A new neurological syndrome has been described in early December 2007 and is presenting a challenge not only to the affected patients but also to the health professionals. The illness is characterized by pain, sensory symptoms, weakness and fatigue. Abnormal lab tests and MRI scan results were also present. The syndrome has affected at east two dozen workers who are working in pig slaughterhouses in three states of the U.S. Researchers have now a somewhat clearer picture of the mysterious illness, but Dr. Daniel Lachance, assistant professor of neurology at the Mayo Clinic in Rochester, Minnesota, describes the illness as one of the kind that has “defied explanation and a name”. At this point investigators have called it “progressive inflammatory neuropathy” (PIN), but the term is merely descriptive but not accurate enough. Dr. Lachance described the clinical picture based on findings on 18 patients from Minnesota who have been investigated in the most comprehensive manner.
The course of their illness was marked by pain, decreased sensation and tingling along with weakness and fatigue which far exceeded the findings of physical examinations. All of the affected individuals had abnormal MRI’s and abnormal results of the labs of their cerebrospinal fluid. Various tests of reflexes or quantitative sensory testing also showed abnormalities, and nerve conduction studies were abnormal in most of the patients. All of them had a new IgG auto-antibody biomarker. The findings point to an immune-mediated phenomenon which translates into a neurological illness. The workers affected all were exposed to aerosolized brain particles from slaughtered pigs.

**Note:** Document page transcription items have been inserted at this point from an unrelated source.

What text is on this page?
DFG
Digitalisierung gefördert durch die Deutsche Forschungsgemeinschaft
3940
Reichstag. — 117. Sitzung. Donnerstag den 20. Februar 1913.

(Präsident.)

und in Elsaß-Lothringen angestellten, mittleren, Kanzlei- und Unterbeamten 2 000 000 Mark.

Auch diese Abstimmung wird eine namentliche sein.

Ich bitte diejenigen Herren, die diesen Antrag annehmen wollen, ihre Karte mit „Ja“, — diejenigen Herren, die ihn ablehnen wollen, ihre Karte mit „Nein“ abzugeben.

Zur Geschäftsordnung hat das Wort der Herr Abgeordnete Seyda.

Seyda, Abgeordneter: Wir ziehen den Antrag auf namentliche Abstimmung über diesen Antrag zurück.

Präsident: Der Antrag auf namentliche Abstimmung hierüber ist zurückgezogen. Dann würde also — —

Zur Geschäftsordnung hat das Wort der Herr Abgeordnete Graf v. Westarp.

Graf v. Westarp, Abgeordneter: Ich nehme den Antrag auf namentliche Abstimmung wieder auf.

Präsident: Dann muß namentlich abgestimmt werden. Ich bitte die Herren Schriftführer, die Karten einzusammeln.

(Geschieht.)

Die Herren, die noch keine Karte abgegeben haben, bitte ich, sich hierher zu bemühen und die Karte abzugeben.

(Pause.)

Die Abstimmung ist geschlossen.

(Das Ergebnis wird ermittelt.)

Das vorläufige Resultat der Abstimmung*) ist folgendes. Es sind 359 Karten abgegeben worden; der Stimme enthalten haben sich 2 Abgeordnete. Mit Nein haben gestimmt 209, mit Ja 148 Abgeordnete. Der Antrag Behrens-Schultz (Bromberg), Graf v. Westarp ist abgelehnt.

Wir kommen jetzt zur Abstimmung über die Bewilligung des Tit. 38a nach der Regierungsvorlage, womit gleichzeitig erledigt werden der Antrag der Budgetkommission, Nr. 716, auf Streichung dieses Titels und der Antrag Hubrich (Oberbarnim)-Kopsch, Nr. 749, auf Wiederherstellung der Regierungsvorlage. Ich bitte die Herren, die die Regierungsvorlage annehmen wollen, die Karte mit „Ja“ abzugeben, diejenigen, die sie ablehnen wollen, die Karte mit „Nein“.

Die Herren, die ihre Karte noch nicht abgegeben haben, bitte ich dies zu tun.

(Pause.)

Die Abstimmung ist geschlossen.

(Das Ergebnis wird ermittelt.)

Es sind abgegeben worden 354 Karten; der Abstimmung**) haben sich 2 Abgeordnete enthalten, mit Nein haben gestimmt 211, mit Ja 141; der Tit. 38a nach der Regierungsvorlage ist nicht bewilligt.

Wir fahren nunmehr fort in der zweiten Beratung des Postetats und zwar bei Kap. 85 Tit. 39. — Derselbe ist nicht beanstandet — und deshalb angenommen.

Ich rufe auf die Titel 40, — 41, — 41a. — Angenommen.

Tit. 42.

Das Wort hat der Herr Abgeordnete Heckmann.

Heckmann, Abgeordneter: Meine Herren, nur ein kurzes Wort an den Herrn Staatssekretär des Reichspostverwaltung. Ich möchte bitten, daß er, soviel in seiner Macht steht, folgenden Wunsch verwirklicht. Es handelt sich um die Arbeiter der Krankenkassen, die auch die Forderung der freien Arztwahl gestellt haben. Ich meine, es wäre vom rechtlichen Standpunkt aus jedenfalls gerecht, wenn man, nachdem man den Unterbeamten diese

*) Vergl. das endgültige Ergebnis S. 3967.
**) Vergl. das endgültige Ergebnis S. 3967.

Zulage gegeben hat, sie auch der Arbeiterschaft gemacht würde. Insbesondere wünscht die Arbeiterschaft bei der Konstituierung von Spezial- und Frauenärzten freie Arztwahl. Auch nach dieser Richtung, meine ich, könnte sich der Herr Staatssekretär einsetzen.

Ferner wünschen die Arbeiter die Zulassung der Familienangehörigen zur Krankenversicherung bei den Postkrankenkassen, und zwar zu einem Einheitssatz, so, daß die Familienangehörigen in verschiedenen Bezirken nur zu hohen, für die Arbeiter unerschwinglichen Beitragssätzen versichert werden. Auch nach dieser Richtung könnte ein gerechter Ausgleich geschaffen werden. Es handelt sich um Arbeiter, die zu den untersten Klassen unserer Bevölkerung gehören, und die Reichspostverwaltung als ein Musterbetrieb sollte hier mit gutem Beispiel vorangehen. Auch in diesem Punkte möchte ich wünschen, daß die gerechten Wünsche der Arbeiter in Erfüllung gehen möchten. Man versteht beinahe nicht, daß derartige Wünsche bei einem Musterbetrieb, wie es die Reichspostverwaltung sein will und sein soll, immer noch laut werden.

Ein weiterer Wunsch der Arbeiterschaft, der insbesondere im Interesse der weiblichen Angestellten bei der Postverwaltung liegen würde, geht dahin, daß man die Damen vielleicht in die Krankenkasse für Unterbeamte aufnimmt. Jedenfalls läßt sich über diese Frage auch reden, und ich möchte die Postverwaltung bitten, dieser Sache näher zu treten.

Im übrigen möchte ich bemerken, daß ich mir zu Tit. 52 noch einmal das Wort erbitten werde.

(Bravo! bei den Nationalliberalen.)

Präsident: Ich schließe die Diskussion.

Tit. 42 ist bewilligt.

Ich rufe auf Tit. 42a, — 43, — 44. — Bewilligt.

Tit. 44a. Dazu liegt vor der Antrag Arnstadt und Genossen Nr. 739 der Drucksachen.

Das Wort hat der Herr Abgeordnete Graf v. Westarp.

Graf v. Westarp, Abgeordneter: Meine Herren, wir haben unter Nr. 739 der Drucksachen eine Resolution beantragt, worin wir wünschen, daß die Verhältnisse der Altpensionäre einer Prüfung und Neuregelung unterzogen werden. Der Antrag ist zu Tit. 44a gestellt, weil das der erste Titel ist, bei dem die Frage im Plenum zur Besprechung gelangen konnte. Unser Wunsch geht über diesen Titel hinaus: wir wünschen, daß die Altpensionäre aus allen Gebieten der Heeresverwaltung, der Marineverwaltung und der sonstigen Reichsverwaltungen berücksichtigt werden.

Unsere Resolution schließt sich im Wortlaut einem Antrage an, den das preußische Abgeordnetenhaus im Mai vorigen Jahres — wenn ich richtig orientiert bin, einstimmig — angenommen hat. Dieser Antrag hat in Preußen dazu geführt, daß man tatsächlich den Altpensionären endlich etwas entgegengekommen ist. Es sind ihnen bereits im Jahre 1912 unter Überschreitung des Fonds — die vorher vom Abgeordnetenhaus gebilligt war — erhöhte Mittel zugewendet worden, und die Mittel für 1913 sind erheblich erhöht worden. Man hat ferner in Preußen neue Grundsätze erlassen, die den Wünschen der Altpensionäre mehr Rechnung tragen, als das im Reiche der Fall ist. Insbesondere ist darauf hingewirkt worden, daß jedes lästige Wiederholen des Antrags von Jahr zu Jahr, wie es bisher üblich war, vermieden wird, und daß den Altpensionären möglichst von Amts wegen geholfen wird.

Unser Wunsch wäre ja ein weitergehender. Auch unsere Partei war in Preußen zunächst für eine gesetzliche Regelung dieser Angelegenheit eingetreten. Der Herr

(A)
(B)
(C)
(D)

All workers worked in the “warm room” where pigs were slaughtered and the brain extracted in a technique in which compressed air is shot into a dead pig’s foramen magnum. This blast of compressed air not only emulsifies the brain, but some of it becomes aerosolized and airborne. Symptoms seem to start within days or weeks of exposure, after which the course of the disease is chronic.

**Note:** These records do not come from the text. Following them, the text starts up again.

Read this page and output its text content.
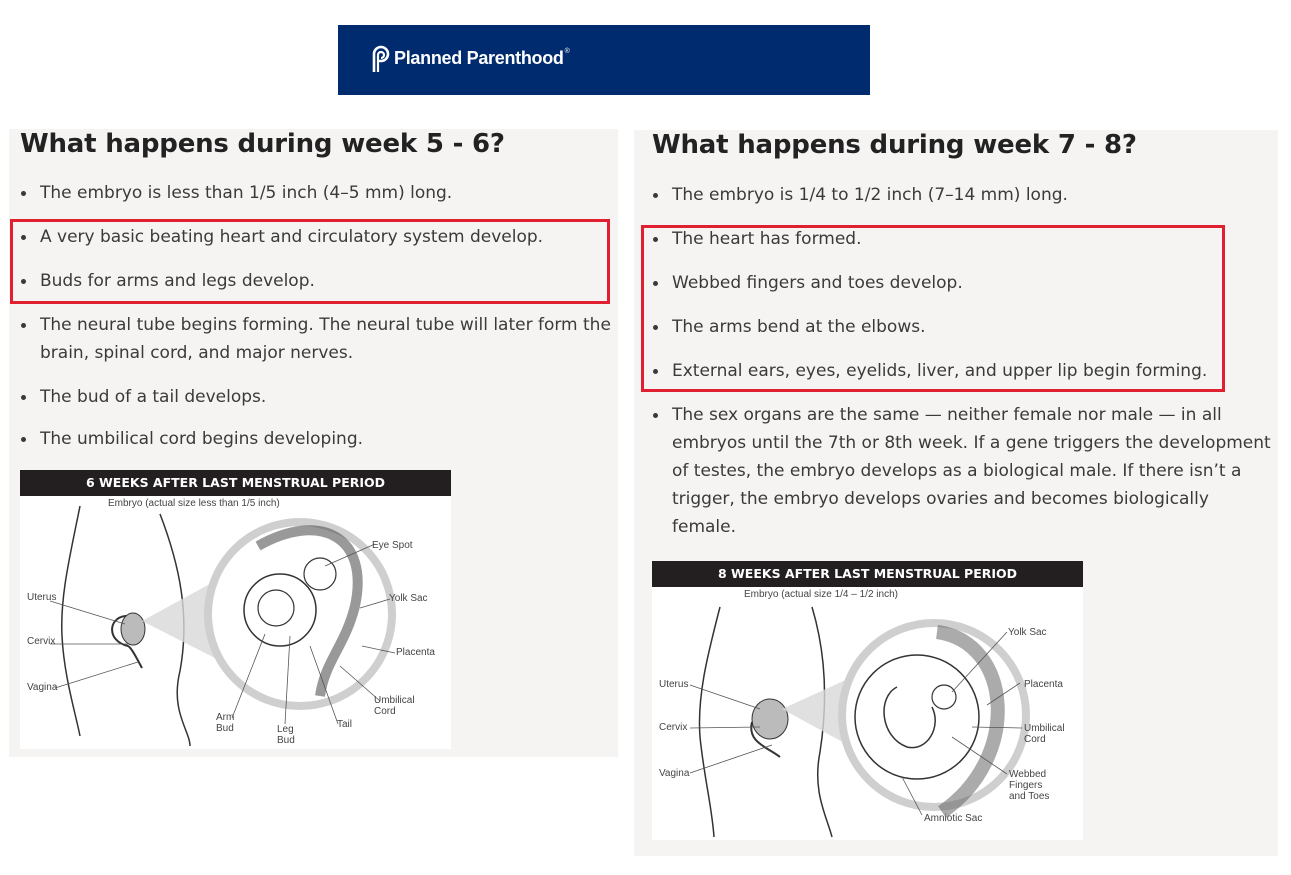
Planned Parenthood®
What happens during week 5 - 6?
The embryo is less than 1/5 inch (4–5 mm) long.
A very basic beating heart and circulatory system develop.
Buds for arms and legs develop.
The neural tube begins forming. The neural tube will later form the
brain, spinal cord, and major nerves.
The bud of a tail develops.
The umbilical cord begins developing.
6 WEEKS AFTER LAST MENSTRUAL PERIOD
Embryo (actual size less than 1/5 inch)
Uterus
Cervix
Vagina
Eye Spot
Yolk Sac
Placenta
Umbilical
Cord
Arm
Bud	Leg
Bud
Tail
What happens during week 7 - 8?
The embryo is 1/4 to 1/2 inch (7–14 mm) long.
The heart has formed.
Webbed fingers and toes develop.
The arms bend at the elbows.
External ears, eyes, eyelids, liver, and upper lip begin forming.
The sex organs are the same — neither female nor male — in all
embryos until the 7th or 8th week. If a gene triggers the development
of testes, the embryo develops as a biological male. If there isn’t a
trigger, the embryo develops ovaries and becomes biologically
female.
8 WEEKS AFTER LAST MENSTRUAL PERIOD
Embryo (actual size 1/4 – 1/2 inch)
Uterus
Cervix
Vagina
Yolk Sac
Placenta
Umbilical
Cord
Webbed
Fingers
and Toes
Amniotic Sac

Treatment has been symptomatic in those most severely affected with the medications of choice being methylprednisolone and/or intravenous treatment with immune globulin. Researchers have tested early on for human and porcine pathogens, but no infectious agent has been found. The precise mechanism by which the illness is occurring is not fully understood, but the syndrome does not seem to be food borne or transmissible from person to person.
Reference: The Medical Post, May 13, 2008, page 14, 15.